If the characters had been better developed, I think I could have forgiven the plot, but even the protagonist's personality doesn't go anywhere beyond "horny scientist", so the others never stood a chance. There's the "loyal friend", the "sexy assistant", and the "comedic relief" who, admittedly, does make me laugh at one point when they pay someone in marijuana and he offers to list this in the expense report as "Nugs, dank". Even towards the end when the sexy assistant has so many things revealed about her at once that, collectively, they cease to be shocking, her personality is resolutely one-dimensional.

What's worse is we never find out why "Bite me" was written on that whale's tail in the first place. We find out how it got there, but never why, and its whole existence is pretty much a red herring.
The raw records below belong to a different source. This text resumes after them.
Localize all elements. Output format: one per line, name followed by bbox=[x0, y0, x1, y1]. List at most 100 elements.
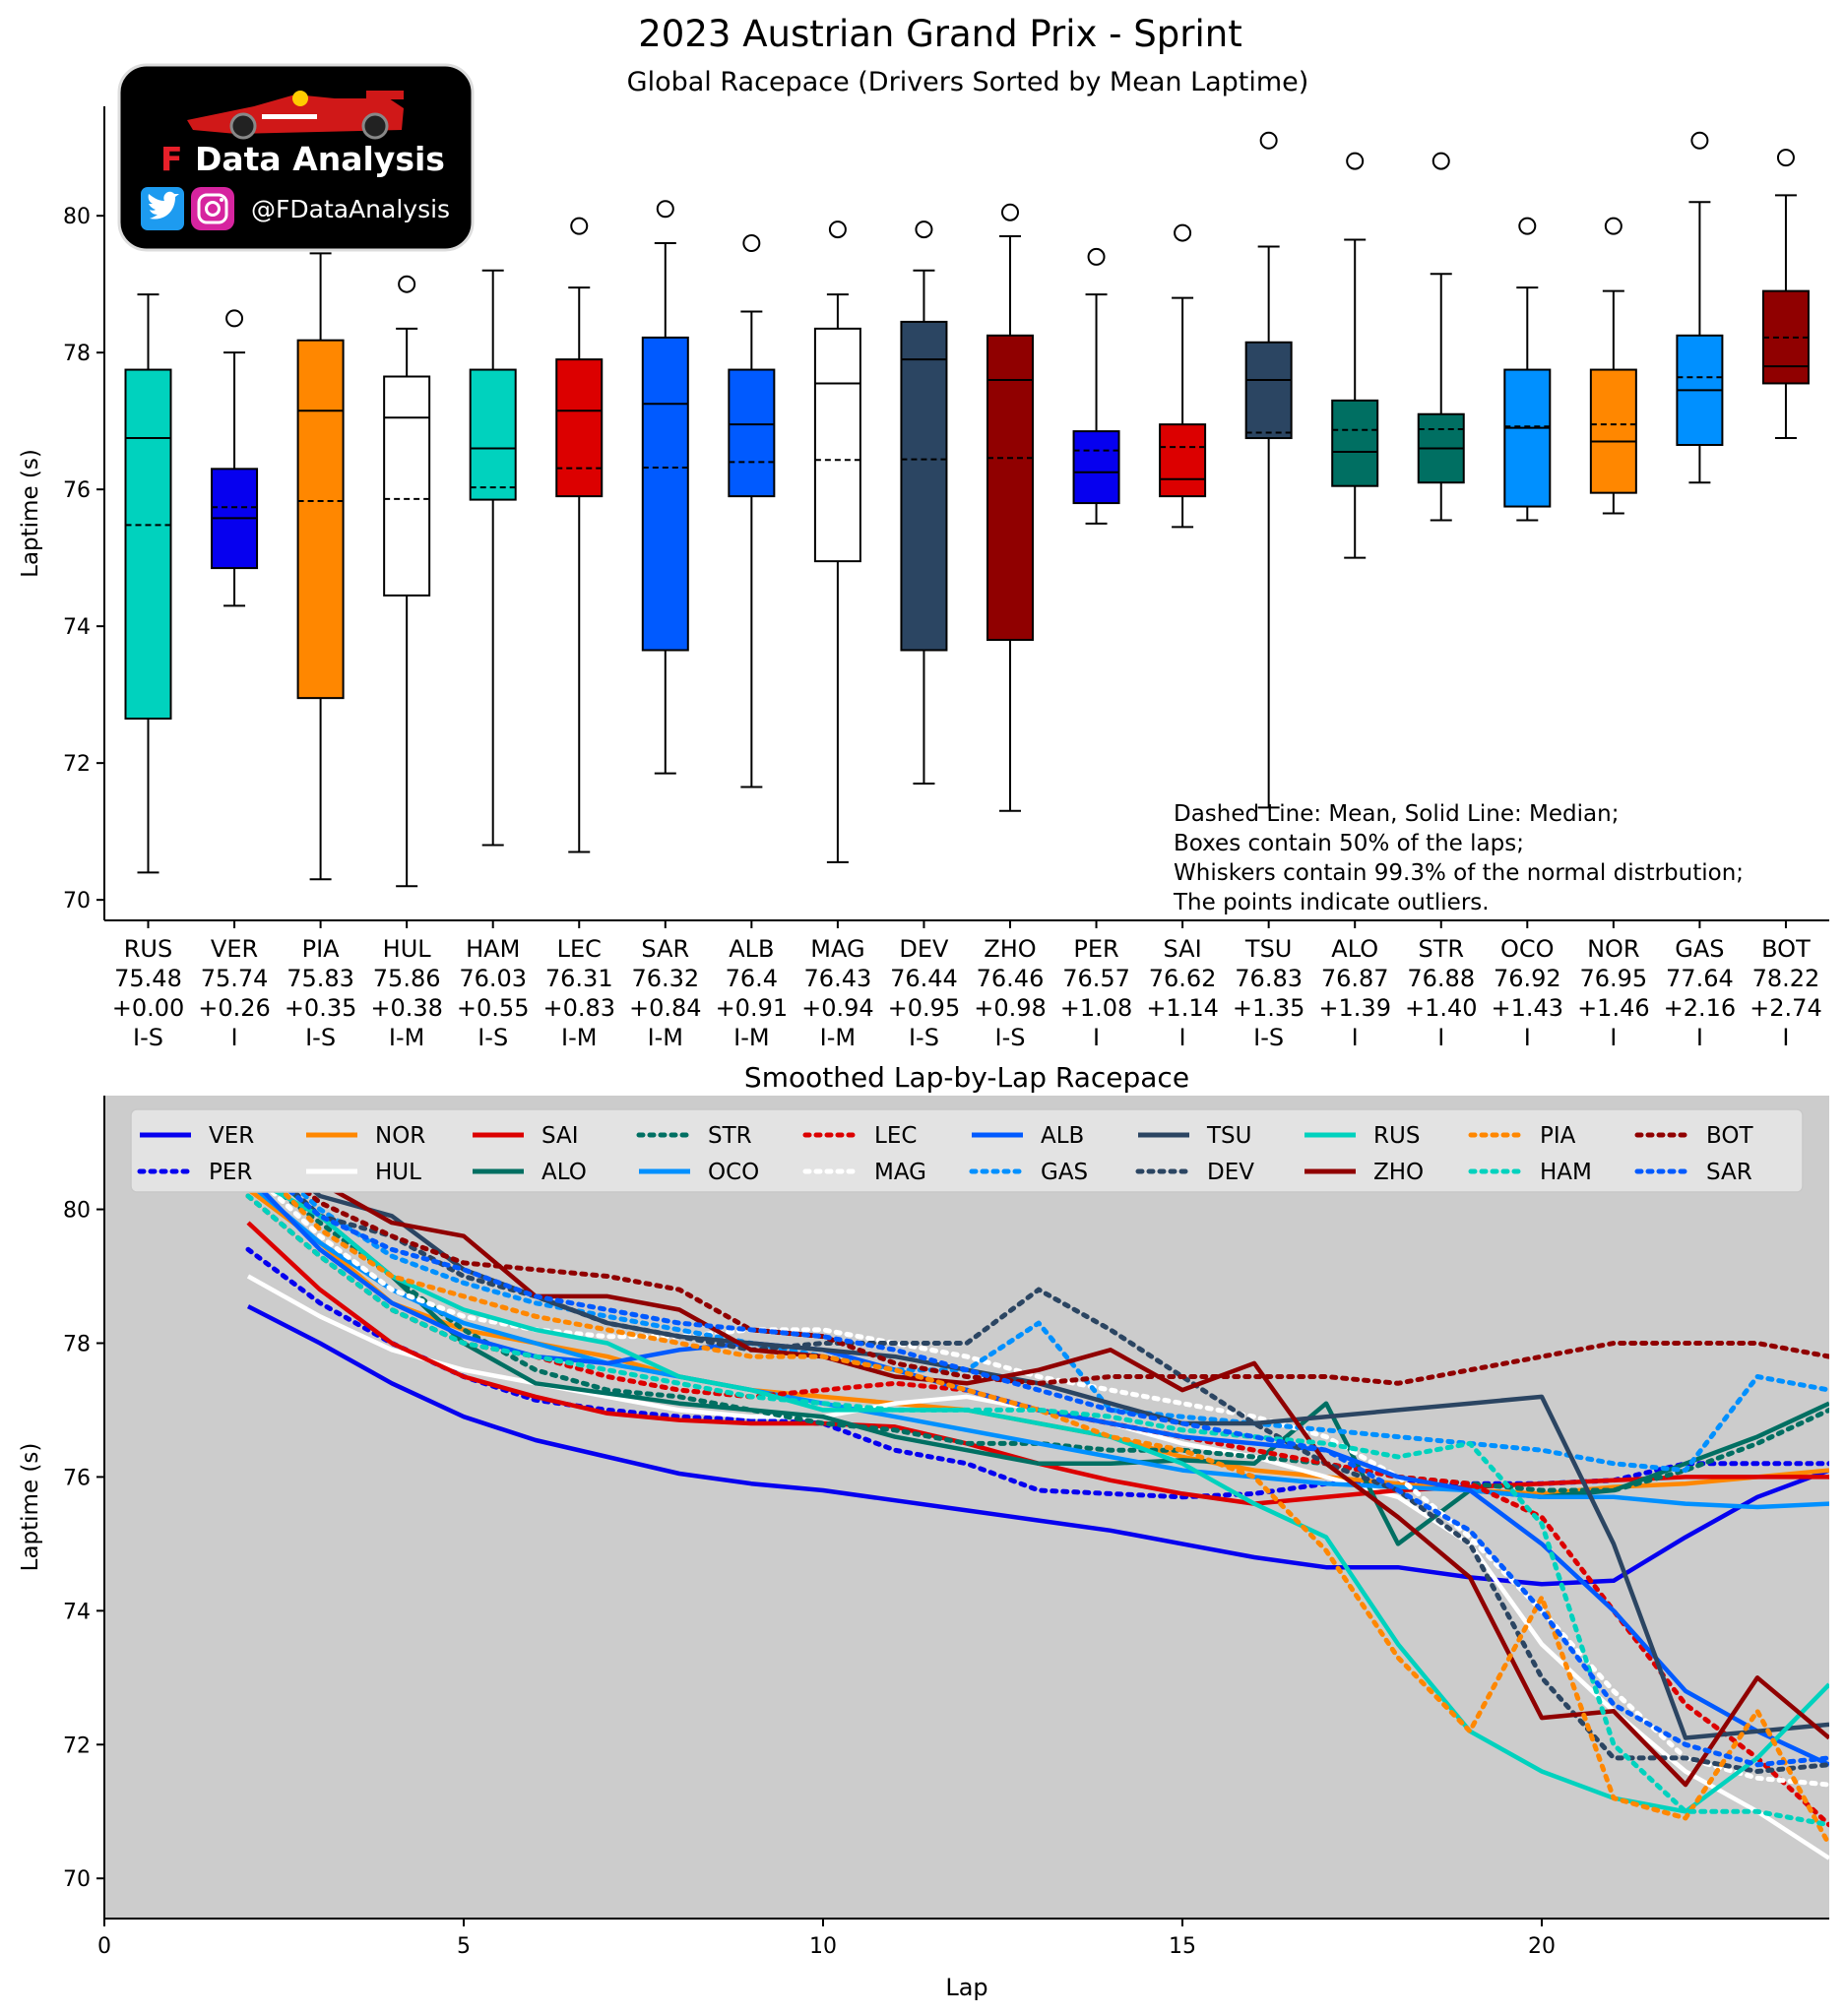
x-tick-label: 15 bbox=[1169, 1934, 1196, 1959]
box-body bbox=[1244, 341, 1293, 440]
x-tick-label-code: PER bbox=[1073, 935, 1118, 963]
x-tick-label-mean: 76.44 bbox=[890, 965, 958, 992]
box-body bbox=[469, 368, 517, 501]
outlier-point bbox=[828, 220, 847, 239]
outlier-point bbox=[1518, 217, 1537, 235]
x-axis-label: Lap bbox=[945, 1974, 987, 2001]
x-tick-label-gap: +1.40 bbox=[1405, 994, 1478, 1022]
x-tick-label-tyres: I-S bbox=[995, 1024, 1026, 1051]
box-body bbox=[1503, 368, 1552, 508]
x-tick-label-mean: 76.87 bbox=[1321, 965, 1389, 992]
x-tick-label-tyres: I-M bbox=[820, 1024, 856, 1051]
x-tick-label-code: TSU bbox=[1244, 935, 1292, 963]
legend-label-dev: DEV bbox=[1207, 1160, 1254, 1185]
x-tick-label-tyres: I-M bbox=[733, 1024, 769, 1051]
x-tick-label-gap: +1.35 bbox=[1233, 994, 1305, 1022]
legend-label-per: PER bbox=[209, 1160, 252, 1185]
y-tick-label: 70 bbox=[63, 889, 91, 914]
x-tick-label-code: OCO bbox=[1500, 935, 1555, 963]
legend-label-alb: ALB bbox=[1041, 1123, 1084, 1149]
x-tick-label-mean: 76.32 bbox=[631, 965, 699, 992]
legend-label-bot: BOT bbox=[1706, 1123, 1753, 1149]
x-tick-label-tyres: I bbox=[1610, 1024, 1617, 1051]
x-tick-label-tyres: I bbox=[1524, 1024, 1531, 1051]
series-line-gas bbox=[245, 1140, 1829, 1474]
outlier-point bbox=[1259, 131, 1278, 150]
y-tick-label: 72 bbox=[63, 1733, 91, 1758]
outlier-point bbox=[1001, 203, 1019, 221]
x-tick-label-code: VER bbox=[211, 935, 258, 963]
x-tick-label-mean: 78.22 bbox=[1752, 965, 1820, 992]
x-tick-label-mean: 76.03 bbox=[459, 965, 527, 992]
annotation-line: Whiskers contain 99.3% of the normal dis… bbox=[1174, 860, 1744, 886]
legend-label-ver: VER bbox=[209, 1123, 254, 1149]
box-body bbox=[900, 320, 948, 652]
legend-label-str: STR bbox=[708, 1123, 752, 1149]
instagram-icon bbox=[191, 187, 234, 230]
x-tick-label-code: RUS bbox=[124, 935, 172, 963]
annotation-line: Boxes contain 50% of the laps; bbox=[1174, 831, 1524, 856]
x-tick-label-gap: +1.43 bbox=[1492, 994, 1564, 1022]
x-tick-label-tyres: I-S bbox=[133, 1024, 163, 1051]
outlier-point bbox=[1174, 223, 1192, 242]
box-body bbox=[383, 375, 431, 597]
x-tick-label-code: ALO bbox=[1331, 935, 1378, 963]
legend-label-oco: OCO bbox=[708, 1160, 759, 1185]
x-tick-label-gap: +1.46 bbox=[1577, 994, 1650, 1022]
x-tick-label: 5 bbox=[457, 1934, 471, 1959]
legend-label-sai: SAI bbox=[541, 1123, 579, 1149]
x-tick-label-tyres: I bbox=[1696, 1024, 1703, 1051]
box-body bbox=[1331, 399, 1379, 487]
x-tick-label-code: DEV bbox=[899, 935, 949, 963]
x-tick-label-gap: +0.95 bbox=[888, 994, 961, 1022]
twitter-icon bbox=[141, 187, 184, 230]
legend-label-gas: GAS bbox=[1041, 1160, 1088, 1185]
x-tick-label-mean: 75.48 bbox=[114, 965, 182, 992]
x-tick-label-tyres: I-M bbox=[648, 1024, 683, 1051]
x-tick-label-tyres: I bbox=[231, 1024, 238, 1051]
box-body bbox=[1072, 430, 1120, 505]
x-tick-label-mean: 76.95 bbox=[1579, 965, 1647, 992]
y-tick-label: 70 bbox=[63, 1867, 91, 1892]
x-tick-label-gap: +0.00 bbox=[112, 994, 185, 1022]
x-tick-label-tyres: I-M bbox=[389, 1024, 424, 1051]
x-tick-label-mean: 76.43 bbox=[804, 965, 872, 992]
annotation-line: The points indicate outliers. bbox=[1173, 890, 1490, 915]
x-tick-label-mean: 75.74 bbox=[201, 965, 269, 992]
series-line-pia bbox=[245, 1153, 1829, 1848]
series-lines bbox=[245, 1134, 1829, 1860]
x-tick-label-tyres: I bbox=[1093, 1024, 1100, 1051]
x-tick-label-gap: +0.83 bbox=[542, 994, 615, 1022]
annotation-line: Dashed Line: Mean, Solid Line: Median; bbox=[1174, 801, 1619, 827]
y-tick-label: 72 bbox=[63, 752, 91, 777]
x-tick-label-code: HAM bbox=[466, 935, 520, 963]
x-tick-label-gap: +2.74 bbox=[1750, 994, 1822, 1022]
x-tick-label: 0 bbox=[97, 1934, 111, 1959]
x-tick-label-gap: +1.08 bbox=[1060, 994, 1133, 1022]
x-tick-label-tyres: I-S bbox=[305, 1024, 336, 1051]
x-tick-label-mean: 76.4 bbox=[726, 965, 778, 992]
plot-area bbox=[104, 1096, 1829, 1919]
legend-box bbox=[130, 1108, 1804, 1193]
x-tick-label: 20 bbox=[1528, 1934, 1556, 1959]
legend-label-mag: MAG bbox=[874, 1160, 926, 1185]
x-tick-label-gap: +2.16 bbox=[1664, 994, 1737, 1022]
legend-label-alo: ALO bbox=[541, 1160, 587, 1185]
box-body bbox=[555, 358, 604, 498]
x-tick-label-gap: +0.98 bbox=[974, 994, 1047, 1022]
figure-title: 2023 Austrian Grand Prix - Sprint bbox=[638, 13, 1241, 55]
x-tick-label-tyres: I-S bbox=[477, 1024, 508, 1051]
box-body bbox=[986, 334, 1034, 642]
x-tick-label-tyres: I bbox=[1179, 1024, 1186, 1051]
x-tick-label-gap: +0.26 bbox=[198, 994, 271, 1022]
Even so, in the end it was lines like "Shoes off in the whale!"and "In the big picture there be madness" that I could practically feel waggling their eyebrows at me that really left me disappointed.

There were also some jokes about feminism and homosexuality I felt were dismissive (one character becomes a lesbian because she literally gets her fill of dick, then refuses to say anything too nice at her ex-husbands funeral because it may upset her current lover). Overall, I had expected better. Fluke is the worst I've seen from Christopher Moore, and hopefully it stays that way, because I do intend to give him another try. If you're reading this, do you have any recommendations? What, in your opinion, is Moore's best work? What's his worst?